Although the bay area was officially announced by Chinese Premier Li Keqiang in March 2017, the Pearl River Delta region in southern China has been the focus of reforms over the past four decades. Shenzhen is now a well-established electronics manufacturing zone and home to several of China’s most famous tech names, such as Huawei Technologies, Tencent Holdings, ZTE Corp, drone-maker SZ DJI Technology, and battery and electric vehicle maker BYD Co.
Shenzhen, once a small fishing village with a population of around 300,000, benefited from liberalisation under paramount leader Deng Xiaoping and today it has grown into a city of around 12 million people known for its spirit of entrepreneurship and innovation. Many of the city’s talented engineers are products of apprenticeship programmes under which students learn the necessary skills from a mentor before becoming owners or vendors themselves in the popular Huaqiangbei electronics market, where hundreds of stalls sell electronic products.
The bay area’s formation is aimed at erasing barriers between cities in the region in areas such as policy, financing, logistics and talent, and greatly enhancing the overall technology focus of the region, said Witman Hung, principal liaison officer for the Hong Kong, Shenzhen Qianhai Authority, which facilitates cooperation between the two cities.

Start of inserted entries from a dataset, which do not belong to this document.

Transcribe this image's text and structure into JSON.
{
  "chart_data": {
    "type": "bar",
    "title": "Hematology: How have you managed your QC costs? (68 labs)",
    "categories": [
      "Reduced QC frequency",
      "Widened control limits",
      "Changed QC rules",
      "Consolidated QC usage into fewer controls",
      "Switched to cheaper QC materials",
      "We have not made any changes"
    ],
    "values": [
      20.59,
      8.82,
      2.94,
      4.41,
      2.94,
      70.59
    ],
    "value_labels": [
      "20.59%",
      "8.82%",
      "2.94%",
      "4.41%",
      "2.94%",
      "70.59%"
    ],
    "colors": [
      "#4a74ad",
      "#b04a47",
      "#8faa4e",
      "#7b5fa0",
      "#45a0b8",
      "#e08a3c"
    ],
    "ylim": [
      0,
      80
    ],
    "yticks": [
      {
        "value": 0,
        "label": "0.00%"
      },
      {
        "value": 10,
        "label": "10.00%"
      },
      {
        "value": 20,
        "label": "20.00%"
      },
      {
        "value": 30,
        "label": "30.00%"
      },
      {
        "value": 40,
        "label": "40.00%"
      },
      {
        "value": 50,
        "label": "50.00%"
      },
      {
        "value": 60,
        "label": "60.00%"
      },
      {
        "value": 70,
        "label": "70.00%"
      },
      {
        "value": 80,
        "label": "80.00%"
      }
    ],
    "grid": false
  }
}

“The Greater Bay Area is meant to work as an integrated value chain,” said Hung. “In future, research results from a Hong Kong lab will be made into a prototype by a Shenzhen company, and sent back to Hong Kong for the design. Factories in Dongguan will then start production, and the products will be shipped overseas immediately.”
However, a shortage of hi-tech research capacity in the region is turning into a hindrance, according to analysts, with most of China’s top-notch science and engineering schools located in the northern and eastern provinces. Although Hong Kong has several universities in the world’s top 100, only a few of them have a science and technology focus.
“Insufficient original innovation capacity could affect subsequent development of the Greater Bay Area as the combined number of scientific papers from Shenzhen, Hong Kong and Guangzhou is [only] equal to the amount in Shanghai, and only half the number in Beijing,” said Liu Guohong, a director at Shenzhen-based think tank China Development Institute. “There’s a huge gap [between north and south].”
After Silicon Valley in California, Shanghai, Tokyo, London and New York are the next biggest tech hubs, according to a survey of 750 global technology leaders last year by accounting firm KPMG. Beijing and Singapore were placed in a “promising” category in the survey, but Shenzhen and Hong Kong did not make it into the top 10.
Some of the region’s leading companies have also become embroiled in the ongoing trade war between the US and China. Huawei, the world’s largest telecommunications equipment supplier, has been accused by the US of conspiring to steal technology from network operator T-Mobile and violating US sanctions by concealing its business ties in Iran. Meanwhile, ZTE was fined almost US$3 billion for export rule violations involving Iran and North Korea.
DJI, the runaway leader in consumer drones with almost three-quarters of the market, became mired in a data privacy controversy last year, when the US Army banned the use of its drones over security concerns.
Being one of the biggest integrated, industrial supply chains in the country, it comes as no surprise that the bay area initiative has been negatively impacted by US-China trade tensions, said Liu of the China Development Institute.
“But in the long run, it (trade friction) might also be a trigger point to force these enterprises to accelerate their transition from applied innovation to original innovation, as well as sector integration in the region, making it a global high-end region in terms of technology design and manufacturing,” said Liu.